Article publié le 7 novembre 2012

Le Comité contre la torture a entamé, ce matin, l’examen du rapport du Sénégal sur l’application de la Convention contre la torture et autres peines ou traitements cruels, inhumains ou dégradants.

Présentant le rapport du Sénégal, son Représentant permanent à Genève, M. Fode Seck, a notamment indiqué que le Code pénal sénégalais s’inspire de l’article premier de la Convention et retient une définition large de la torture. Il a par ailleurs réaffirmé la ferme volonté du Sénégal de mettre en œuvre ses engagements internationaux, notamment à travers sa décision de poursuivre les auteurs de crimes internationaux commis au Tchad entre 1982 et 1990 en adoptant les mesures législatives nécessaires pour l’établissement de sa compétence à cet égard. Le Sénégal vient de signer avec l’Union africaine l’Accord portant création des chambres africaines extraordinaires au sein des juridictions sénégalaises, qui entameront bientôt leurs activités en vue de juger les personnes qui seraient impliquées dans la commission, au Tchad, des crimes internationaux visés. Des mesures ont en outre été prises pour assurer le financement du procès de l’ancien Président tchadien Hissène Habré. M. Seck a par ailleurs attiré l’attention sur la mise en place, par une loi de 2009, de l’Observateur national des lieux de privation de liberté en application des dispositions du Protocole facultatif à la Convention, ratifié par le Sénégal en octobre 2006. La peine de mort a été abolie au Sénégal en 2004, après une longue pratique d’abolition de facto, a fait valoir le chef de la délégation.
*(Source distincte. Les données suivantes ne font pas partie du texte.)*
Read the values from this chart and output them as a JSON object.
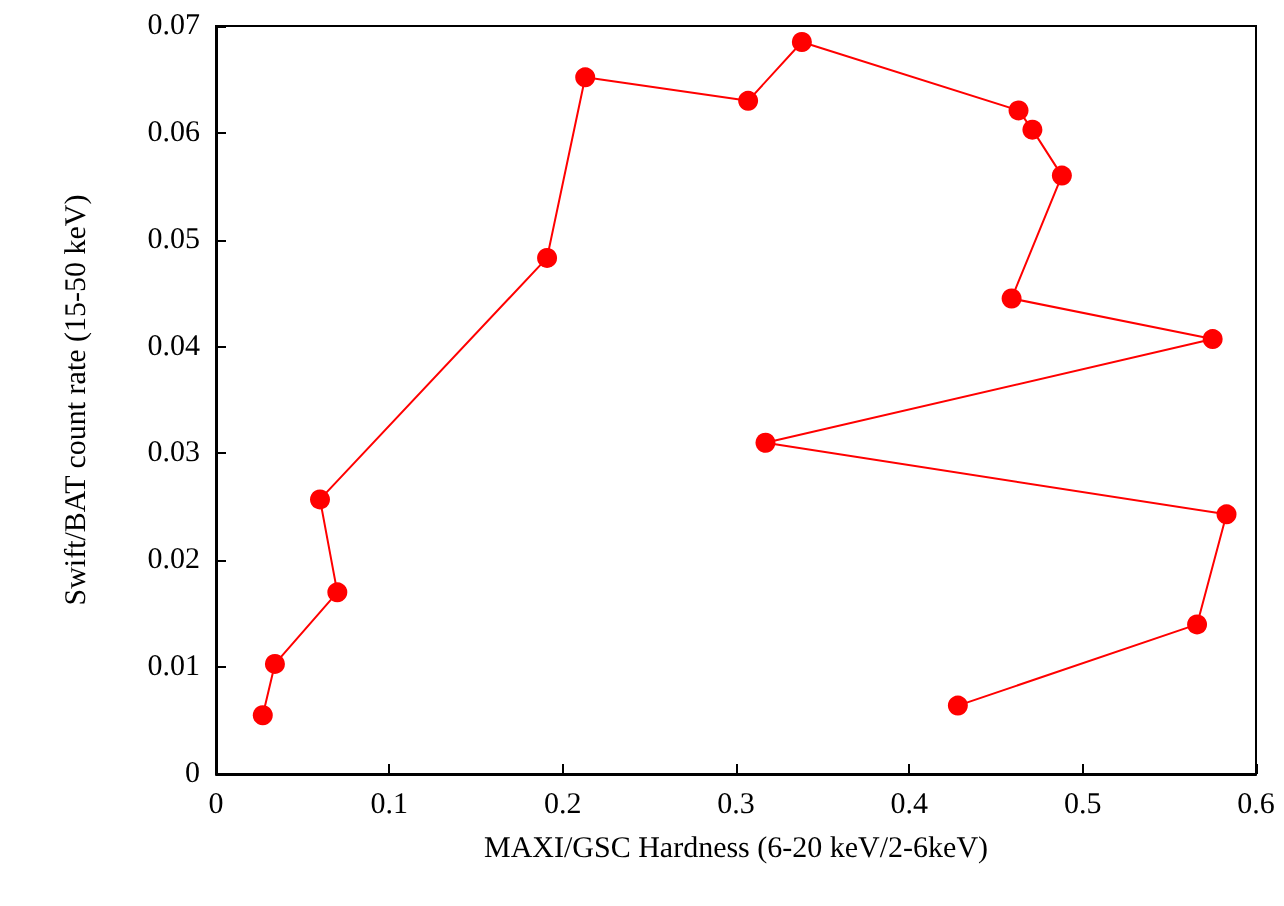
{
  "chart_data": {
    "type": "line",
    "xlabel": "MAXI/GSC Hardness (6-20 keV/2-6keV)",
    "ylabel": "Swift/BAT count rate (15-50 keV)",
    "xlim": [
      0,
      0.6
    ],
    "xticks": [
      0,
      0.1,
      0.2,
      0.3,
      0.4,
      0.5,
      0.6
    ],
    "ylim": [
      0,
      0.07
    ],
    "yticks": [
      0,
      0.01,
      0.02,
      0.03,
      0.04,
      0.05,
      0.06,
      0.07
    ],
    "grid": false,
    "marker": "circle",
    "line_style": "solid",
    "series": [
      {
        "color": "#ff0000",
        "x": [
          0.027,
          0.034,
          0.07,
          0.06,
          0.191,
          0.213,
          0.307,
          0.338,
          0.463,
          0.471,
          0.488,
          0.459,
          0.575,
          0.317,
          0.583,
          0.566,
          0.428
        ],
        "values": [
          0.0055,
          0.0103,
          0.017,
          0.0257,
          0.0483,
          0.0652,
          0.063,
          0.0685,
          0.0621,
          0.0603,
          0.056,
          0.0445,
          0.0407,
          0.031,
          0.0243,
          0.014,
          0.0064
        ]
      }
    ]
  }
}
La délégation sénégalaise était également composée de représentants du Ministère de la justice ; du Ministère des affaires étrangères ; du Ministère des forces armées ; du Ministère de la femme, de l’enfant et de l’entrepreneuriat féminin et de la Direction de la police de l’air et des frontières.

Le rapporteur du Comité pour l’examen du rapport du Sénégal, M. Fernando Mariño Menéndez, a notamment relevé que l’accès à un avocat ne serait assuré qu’après 48 heures de garde à vue, et davantage en cas de délit contre la sécurité de l’État. Depuis 2000, s’est en outre inquiété le rapporteur, le Sénégal semble avoir fréquemment recours à des lois d’amnistie, y compris pour des actes de torture. Le corapporteur, M. Claudio Grossman, comme d’autres membres du Comité, s’est inquiété que pour un pays de onze millions d’habitants, le Sénégal ne comptait en 2010 que 350 avocats au pénal, tous basés à Dakar. Il s’est enquis de la situation des talibés, rappelant que certaines écoles coraniques exploitent ces enfants à des fins lucratives en les envoyant travailler dans les champs ou mendier dans les rues. D’autres membres du Comité se sont inquiétés, en particulier, de la situation d’un grand nombre de migrants sans papiers venus de pays limitrophes, en particulier des Maliens ; ou encore de la situation dans les prisons.

Le Comité entendra demain après-midi, à 15 heures, les réponses de la délégation sénégalaise aux questions des experts.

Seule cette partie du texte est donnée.